Mirroring RAID doesn’t help if you can’t boot!
We are down to the last 5G on the RAID server in the house. So I went to Fry’s today and picked up two spankin’ new SATA 160G drives and a new SATA controller.
I get home and diligently start work on the upgrade. We currently have two drives in there running RAID-1. This has worked quite well for us and I plan to just add these other drives and bring up another raid set also running RAID-1. I install the card and then realize there is no way I can get four drives into this case. What the was I thinking?
No big deal. I get another excuse to run to Fry’s and buy something. I need a new case. They have already closed for the night so I button up the case with the SATA controller installed, put the machine back in the server room, and flip it back on. I will add the drives when I have a proper case tomorrow.
Just to make sure it’s up I start pinging it from my mac.
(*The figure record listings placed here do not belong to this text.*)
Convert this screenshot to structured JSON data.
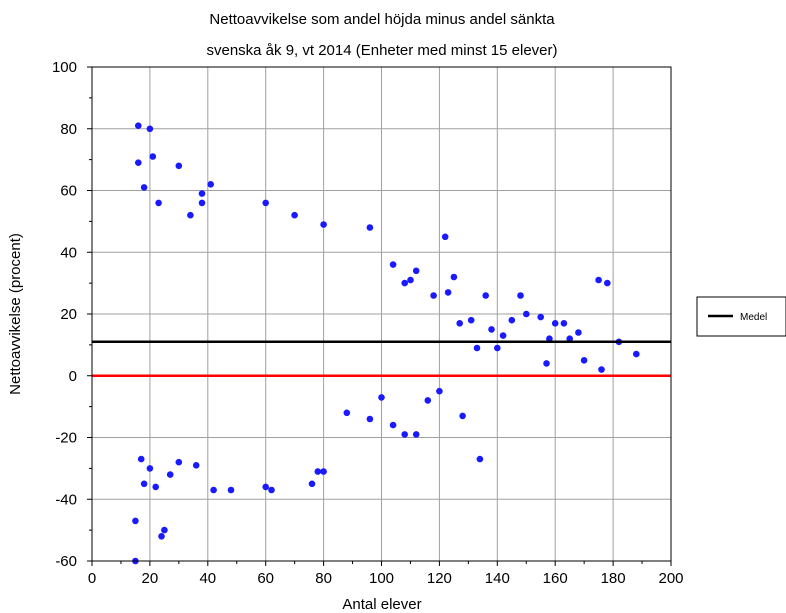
{
  "chart_data": {
    "type": "scatter",
    "title": "Nettoavvikelse som andel höjda minus andel sänkta",
    "subtitle": "svenska åk 9, vt 2014 (Enheter med minst 15 elever)",
    "xlabel": "Antal elever",
    "ylabel": "Nettoavvikelse (procent)",
    "xlim": [
      0,
      200
    ],
    "ylim": [
      -60,
      100
    ],
    "x_ticks": [
      "0",
      "20",
      "40",
      "60",
      "80",
      "100",
      "120",
      "140",
      "160",
      "180",
      "200"
    ],
    "y_ticks": [
      "-60",
      "-40",
      "-20",
      "0",
      "20",
      "40",
      "60",
      "80",
      "100"
    ],
    "grid": true,
    "legend": {
      "placement": "right",
      "entries": [
        {
          "label": "Medel",
          "color": "#000000"
        }
      ]
    },
    "reference_lines": [
      {
        "label": "Medel",
        "y": 11,
        "color": "#000000"
      },
      {
        "y": 0,
        "color": "#ff0000"
      }
    ],
    "series": [
      {
        "color": "#1a1aff",
        "points": [
          [
            15,
            -60
          ],
          [
            15,
            -47
          ],
          [
            16,
            81
          ],
          [
            16,
            69
          ],
          [
            18,
            61
          ],
          [
            20,
            80
          ],
          [
            21,
            71
          ],
          [
            23,
            56
          ],
          [
            30,
            68
          ],
          [
            34,
            52
          ],
          [
            38,
            59
          ],
          [
            38,
            56
          ],
          [
            41,
            62
          ],
          [
            60,
            56
          ],
          [
            70,
            52
          ],
          [
            80,
            49
          ],
          [
            96,
            48
          ],
          [
            122,
            45
          ],
          [
            17,
            -27
          ],
          [
            18,
            -35
          ],
          [
            20,
            -30
          ],
          [
            22,
            -36
          ],
          [
            25,
            -50
          ],
          [
            24,
            -52
          ],
          [
            27,
            -32
          ],
          [
            30,
            -28
          ],
          [
            36,
            -29
          ],
          [
            42,
            -37
          ],
          [
            48,
            -37
          ],
          [
            60,
            -36
          ],
          [
            62,
            -37
          ],
          [
            76,
            -35
          ],
          [
            78,
            -31
          ],
          [
            80,
            -31
          ],
          [
            134,
            -27
          ],
          [
            108,
            -19
          ],
          [
            112,
            -19
          ],
          [
            104,
            -16
          ],
          [
            96,
            -14
          ],
          [
            88,
            -12
          ],
          [
            128,
            -13
          ],
          [
            120,
            -5
          ],
          [
            116,
            -8
          ],
          [
            100,
            -7
          ],
          [
            182,
            11
          ],
          [
            188,
            7
          ],
          [
            176,
            2
          ],
          [
            175,
            31
          ],
          [
            178,
            30
          ],
          [
            165,
            12
          ],
          [
            168,
            14
          ],
          [
            160,
            17
          ],
          [
            158,
            12
          ],
          [
            157,
            4
          ],
          [
            155,
            19
          ],
          [
            150,
            20
          ],
          [
            148,
            26
          ],
          [
            145,
            18
          ],
          [
            142,
            13
          ],
          [
            140,
            9
          ],
          [
            136,
            26
          ],
          [
            131,
            18
          ],
          [
            125,
            32
          ],
          [
            123,
            27
          ],
          [
            118,
            26
          ],
          [
            112,
            34
          ],
          [
            108,
            30
          ],
          [
            104,
            36
          ],
          [
            110,
            31
          ],
          [
            170,
            5
          ],
          [
            163,
            17
          ],
          [
            138,
            15
          ],
          [
            133,
            9
          ],
          [
            127,
            17
          ]
        ]
      }
    ]
  }
}
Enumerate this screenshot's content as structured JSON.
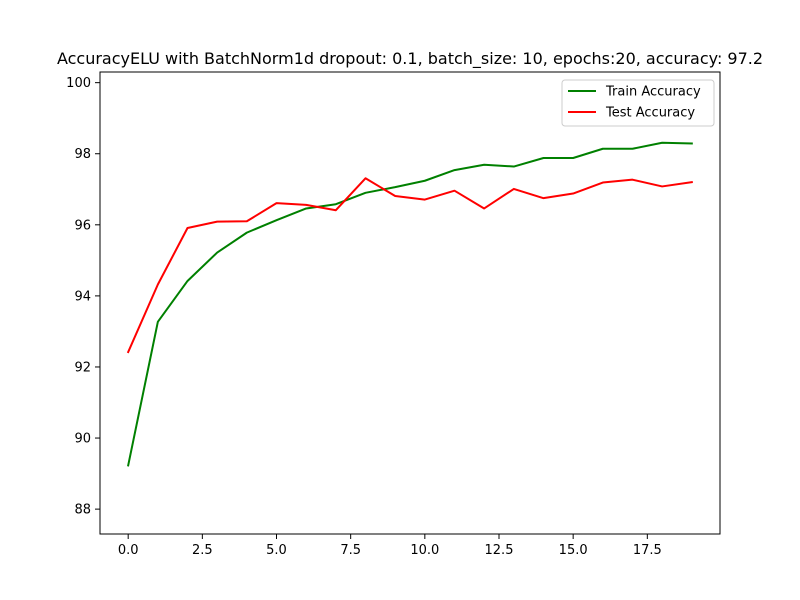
{
  "chart_data": {
    "type": "line",
    "title": "AccuracyELU with BatchNorm1d dropout: 0.1, batch_size: 10, epochs:20, accuracy: 97.2",
    "xlabel": "",
    "ylabel": "",
    "x": [
      0,
      1,
      2,
      3,
      4,
      5,
      6,
      7,
      8,
      9,
      10,
      11,
      12,
      13,
      14,
      15,
      16,
      17,
      18,
      19
    ],
    "xlim": [
      -0.95,
      19.95
    ],
    "ylim": [
      87.3,
      100.3
    ],
    "xticks": [
      0.0,
      2.5,
      5.0,
      7.5,
      10.0,
      12.5,
      15.0,
      17.5
    ],
    "xtick_labels": [
      "0.0",
      "2.5",
      "5.0",
      "7.5",
      "10.0",
      "12.5",
      "15.0",
      "17.5"
    ],
    "yticks": [
      88,
      90,
      92,
      94,
      96,
      98,
      100
    ],
    "ytick_labels": [
      "88",
      "90",
      "92",
      "94",
      "96",
      "98",
      "100"
    ],
    "grid": false,
    "legend_position": "top-right",
    "series": [
      {
        "name": "Train Accuracy",
        "color": "#008000",
        "values": [
          89.23,
          93.27,
          94.42,
          95.22,
          95.78,
          96.13,
          96.46,
          96.58,
          96.9,
          97.06,
          97.24,
          97.54,
          97.69,
          97.64,
          97.88,
          97.88,
          98.14,
          98.14,
          98.31,
          98.29
        ]
      },
      {
        "name": "Test Accuracy",
        "color": "#ff0000",
        "values": [
          92.42,
          94.32,
          95.91,
          96.09,
          96.1,
          96.61,
          96.56,
          96.41,
          97.31,
          96.81,
          96.71,
          96.96,
          96.46,
          97.01,
          96.75,
          96.88,
          97.19,
          97.27,
          97.08,
          97.2
        ]
      }
    ]
  }
}
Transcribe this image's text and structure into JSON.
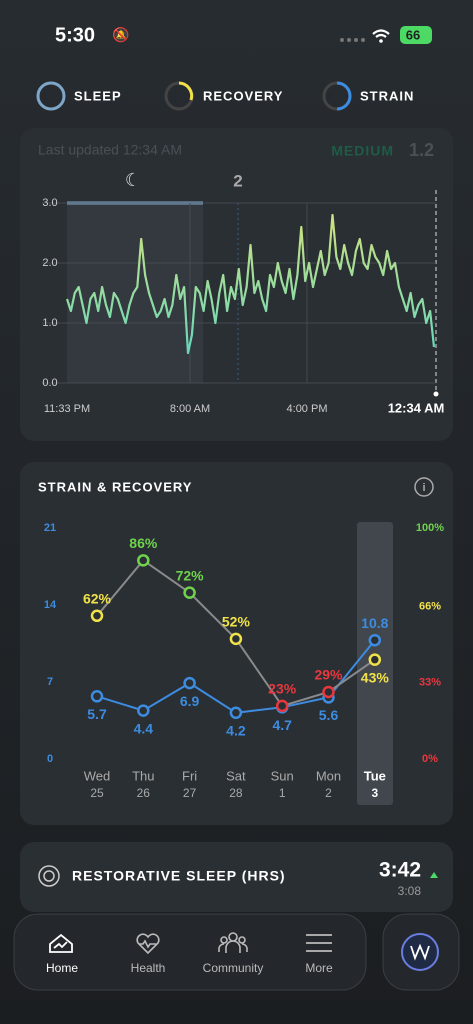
{
  "status": {
    "time": "5:30",
    "battery": "66"
  },
  "tabs": [
    "SLEEP",
    "RECOVERY",
    "STRAIN"
  ],
  "strain_card": {
    "updated": "Last updated 12:34 AM",
    "level": "MEDIUM",
    "score": "1.2",
    "marker": "2",
    "chart_data": {
      "type": "line",
      "x_labels": [
        "11:33 PM",
        "8:00 AM",
        "4:00 PM",
        "12:34 AM"
      ],
      "ylim": [
        0,
        3
      ],
      "yticks": [
        {
          "value": 0,
          "label": "0.0"
        },
        {
          "value": 1,
          "label": "1.0"
        },
        {
          "value": 2,
          "label": "2.0"
        },
        {
          "value": 3,
          "label": "3.0"
        }
      ],
      "gradient": [
        "#4fd6c8",
        "#d9e27a"
      ],
      "values": [
        1.4,
        1.2,
        1.5,
        1.6,
        1.3,
        1.0,
        1.4,
        1.5,
        1.2,
        1.6,
        1.3,
        1.1,
        1.5,
        1.4,
        1.2,
        1.0,
        1.3,
        1.5,
        1.6,
        2.4,
        1.8,
        1.5,
        1.3,
        1.1,
        1.2,
        1.4,
        1.1,
        1.3,
        1.8,
        1.4,
        1.6,
        0.5,
        0.8,
        1.6,
        1.5,
        1.2,
        1.7,
        1.4,
        1.0,
        1.5,
        1.8,
        1.2,
        1.6,
        1.4,
        1.9,
        1.3,
        1.6,
        2.3,
        1.5,
        1.7,
        1.4,
        1.2,
        1.8,
        1.6,
        2.0,
        1.7,
        1.5,
        1.9,
        1.4,
        1.8,
        2.6,
        1.7,
        2.0,
        1.6,
        1.9,
        2.2,
        1.8,
        2.0,
        2.8,
        2.1,
        1.9,
        2.3,
        2.0,
        1.8,
        2.2,
        2.4,
        2.0,
        1.9,
        2.3,
        2.1,
        2.0,
        1.8,
        2.2,
        1.9,
        2.0,
        1.6,
        1.4,
        1.2,
        1.5,
        1.1,
        1.3,
        1.4,
        1.0,
        1.2,
        0.6
      ]
    }
  },
  "sr_card": {
    "title": "STRAIN & RECOVERY",
    "chart_data": {
      "type": "line",
      "categories": [
        "Wed",
        "Thu",
        "Fri",
        "Sat",
        "Sun",
        "Mon",
        "Tue"
      ],
      "dates": [
        "25",
        "26",
        "27",
        "28",
        "1",
        "2",
        "3"
      ],
      "ylim": [
        0,
        21
      ],
      "yticks": [
        0,
        7,
        14,
        21
      ],
      "y2lim": [
        0,
        100
      ],
      "y2ticks": [
        {
          "value": 0,
          "label": "0%"
        },
        {
          "value": 33,
          "label": "33%"
        },
        {
          "value": 66,
          "label": "66%"
        },
        {
          "value": 100,
          "label": "100%"
        }
      ],
      "y2tick_colors": [
        "#e8383d",
        "#e8383d",
        "#f2e24a",
        "#6fd34c"
      ],
      "series": [
        {
          "name": "Strain",
          "color": "#3d8ce0",
          "values": [
            5.7,
            4.4,
            6.9,
            4.2,
            4.7,
            5.6,
            10.8
          ]
        },
        {
          "name": "Recovery",
          "color": "#8a8a8a",
          "axis": "y2",
          "values": [
            62,
            86,
            72,
            52,
            23,
            29,
            43
          ],
          "value_labels": [
            "62%",
            "86%",
            "72%",
            "52%",
            "23%",
            "29%",
            "43%"
          ],
          "point_colors": [
            "#f2e24a",
            "#6fd34c",
            "#6fd34c",
            "#f2e24a",
            "#e8383d",
            "#e8383d",
            "#f2e24a"
          ]
        }
      ]
    }
  },
  "restorative": {
    "title": "RESTORATIVE SLEEP (HRS)",
    "value": "3:42",
    "baseline": "3:08"
  },
  "nav": [
    "Home",
    "Health",
    "Community",
    "More"
  ]
}
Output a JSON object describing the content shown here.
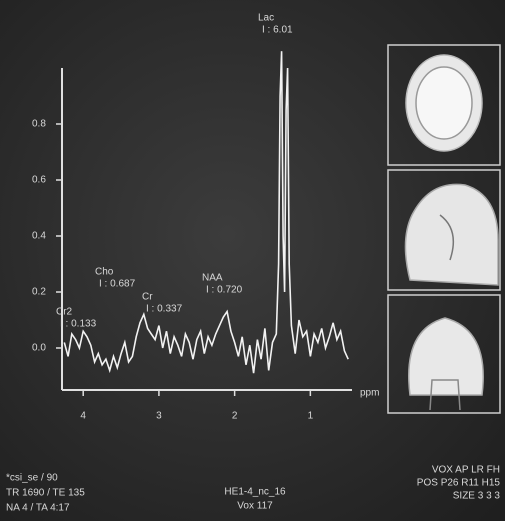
{
  "chart_data": {
    "type": "line",
    "x": [
      4.25,
      4.2,
      4.15,
      4.1,
      4.05,
      4.0,
      3.95,
      3.9,
      3.85,
      3.8,
      3.75,
      3.7,
      3.65,
      3.6,
      3.55,
      3.5,
      3.45,
      3.4,
      3.35,
      3.3,
      3.25,
      3.2,
      3.15,
      3.1,
      3.05,
      3.0,
      2.95,
      2.9,
      2.85,
      2.8,
      2.75,
      2.7,
      2.65,
      2.6,
      2.55,
      2.5,
      2.45,
      2.4,
      2.35,
      2.3,
      2.25,
      2.2,
      2.15,
      2.1,
      2.05,
      2.0,
      1.95,
      1.9,
      1.85,
      1.8,
      1.75,
      1.7,
      1.65,
      1.6,
      1.55,
      1.5,
      1.45,
      1.42,
      1.4,
      1.38,
      1.36,
      1.34,
      1.32,
      1.3,
      1.28,
      1.25,
      1.2,
      1.15,
      1.1,
      1.05,
      1.0,
      0.95,
      0.9,
      0.85,
      0.8,
      0.75,
      0.7,
      0.65,
      0.6,
      0.55,
      0.5
    ],
    "values": [
      0.02,
      -0.03,
      0.05,
      0.03,
      0.0,
      0.06,
      0.04,
      0.01,
      -0.05,
      -0.02,
      -0.06,
      -0.04,
      -0.08,
      -0.03,
      -0.07,
      -0.02,
      0.02,
      -0.05,
      -0.03,
      0.04,
      0.09,
      0.12,
      0.07,
      0.05,
      0.03,
      0.08,
      0.0,
      0.06,
      -0.02,
      0.04,
      0.01,
      -0.03,
      0.05,
      0.02,
      -0.04,
      0.03,
      0.06,
      -0.02,
      0.04,
      0.01,
      0.05,
      0.08,
      0.11,
      0.13,
      0.06,
      0.02,
      -0.03,
      0.04,
      -0.06,
      0.01,
      -0.09,
      0.03,
      -0.04,
      0.07,
      -0.08,
      0.02,
      0.05,
      0.3,
      0.9,
      1.06,
      0.4,
      0.2,
      0.85,
      1.0,
      0.3,
      0.08,
      -0.02,
      0.1,
      0.04,
      0.06,
      -0.03,
      0.05,
      0.02,
      0.07,
      0.0,
      0.04,
      0.09,
      0.03,
      0.06,
      -0.01,
      -0.04
    ],
    "color": "#f2f2f2",
    "xlim": [
      4.28,
      0.45
    ],
    "xticks": [
      4,
      3,
      2,
      1
    ],
    "x_label": "ppm",
    "ylim": [
      -0.15,
      1.0
    ],
    "yticks": [
      {
        "value": 0,
        "label": "0.0"
      },
      0.2,
      0.4,
      0.6,
      0.8
    ],
    "annotations": [
      {
        "name": "Cr2",
        "integral": "I : 0.133"
      },
      {
        "name": "Cho",
        "integral": "I : 0.687"
      },
      {
        "name": "Cr",
        "integral": "I : 0.337"
      },
      {
        "name": "NAA",
        "integral": "I : 0.720"
      },
      {
        "name": "Lac",
        "integral": "I : 6.01"
      }
    ]
  },
  "footer": {
    "left": [
      "*csi_se / 90",
      "TR 1690 / TE 135",
      "NA 4 / TA 4:17"
    ],
    "center": [
      "HE1-4_nc_16",
      "Vox 117"
    ],
    "right": [
      "VOX AP LR FH",
      "POS P26 R11 H15",
      "SIZE 3 3 3"
    ]
  }
}
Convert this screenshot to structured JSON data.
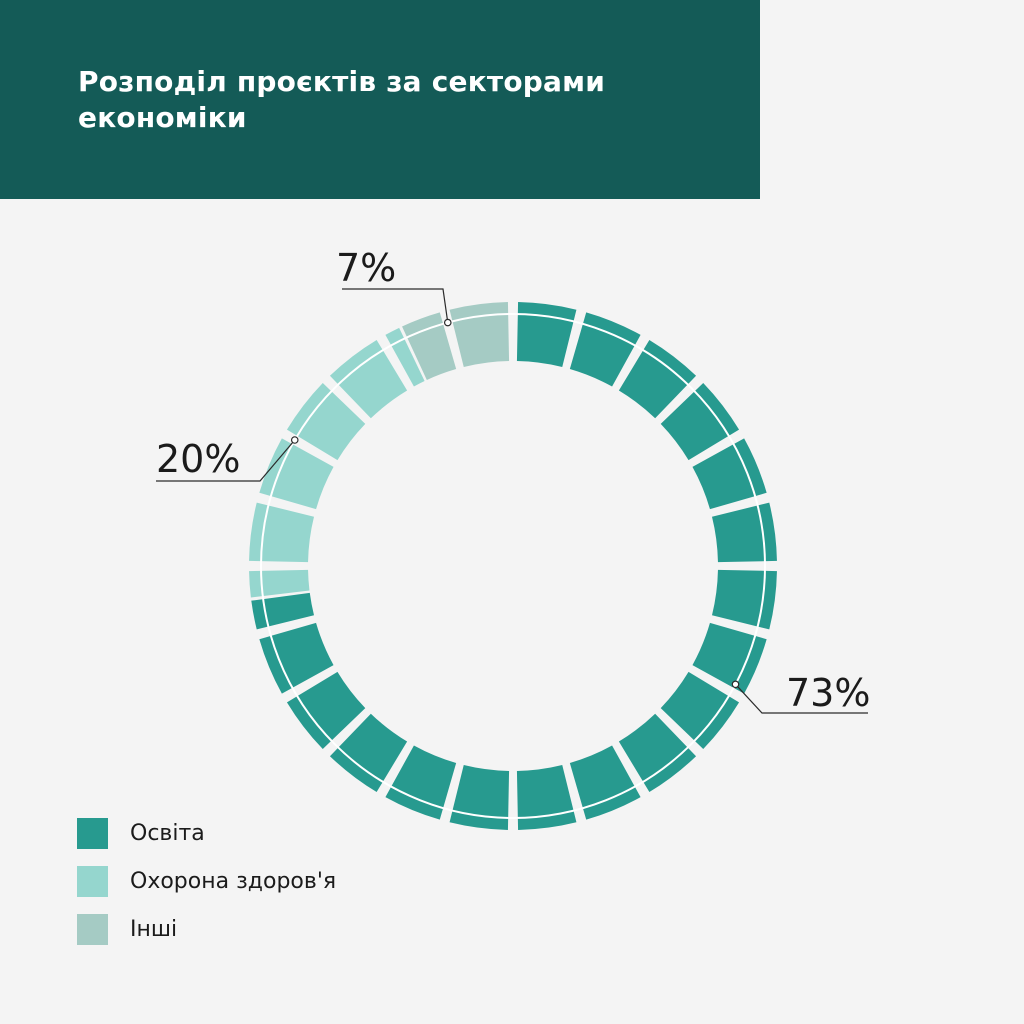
{
  "title": "Розподіл проєктів за секторами економіки",
  "colors": {
    "header_bg": "#145b57",
    "background": "#f4f4f4"
  },
  "chart_data": {
    "type": "pie",
    "style": "segmented donut",
    "segments_total": 24,
    "series": [
      {
        "name": "Освіта",
        "value": 73,
        "label": "73%",
        "color": "#279a8f"
      },
      {
        "name": "Охорона здоров'я",
        "value": 20,
        "label": "20%",
        "color": "#95d6ce"
      },
      {
        "name": "Інші",
        "value": 7,
        "label": "7%",
        "color": "#a5cbc4"
      }
    ],
    "legend": {
      "placement": "bottom-left",
      "entries": [
        "Освіта",
        "Охорона здоров'я",
        "Інші"
      ]
    }
  }
}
It doesn’t answer.
Kind of a PITA since I don’t have a monitor in the server room. I pick it up and move it in next to walter (my windows box). I steal walter’s keyboard mouse and monitor and boot up the server.
Hurm. Getting stuck at boot with a corrupted GRUB. Probably a problem with grub getting confused due to the new IDE controller.
I pop the IDE controller back out of the box. I will reinstall it and figure this all out when I get the new case.
Boot without the SATA controller. No dice. Still hung at GRUB.
Uhm… This is the RAID-1 server with everything important on it. Why will it not boot?
I boot up a knoppix cd. Everything looks fine. I mount up the master drive in non-raid and poke around. Then I find that the raid configuration file has been changed and the drives are not correct. hda became hde and hdc became hdg.
I guess when the new SATA controller was installed something in the Redhat/Fedora is magic and knows more than you so I am going to go and screw with your raid config department must have tried to automatically fix the raid set. Bad news is that GRUB just got confused. That drive is hda from BIOS calls, but as soon as linux tries to boot, it is hde.
I figured this out and felt quite a bit better. I fixed a copy of the config file on a local ramdisk. Started the raid set. Ran a fsck on the whole 115G and everything was fixed.
Now to fix grub. This part was easy, but I did something I forgot to do the first time: I configured both of the drives as bootable drives with a good grub in the MBR. If I had done this sooner I would have been in good shape.
While I understand the problem I add the controller back. Now it doesn’t boot all the way, but grub is fine. Turns out that linux prefers the offboard controllers as the primary controller. Adding a quick "ide=reverse" fixed that problem.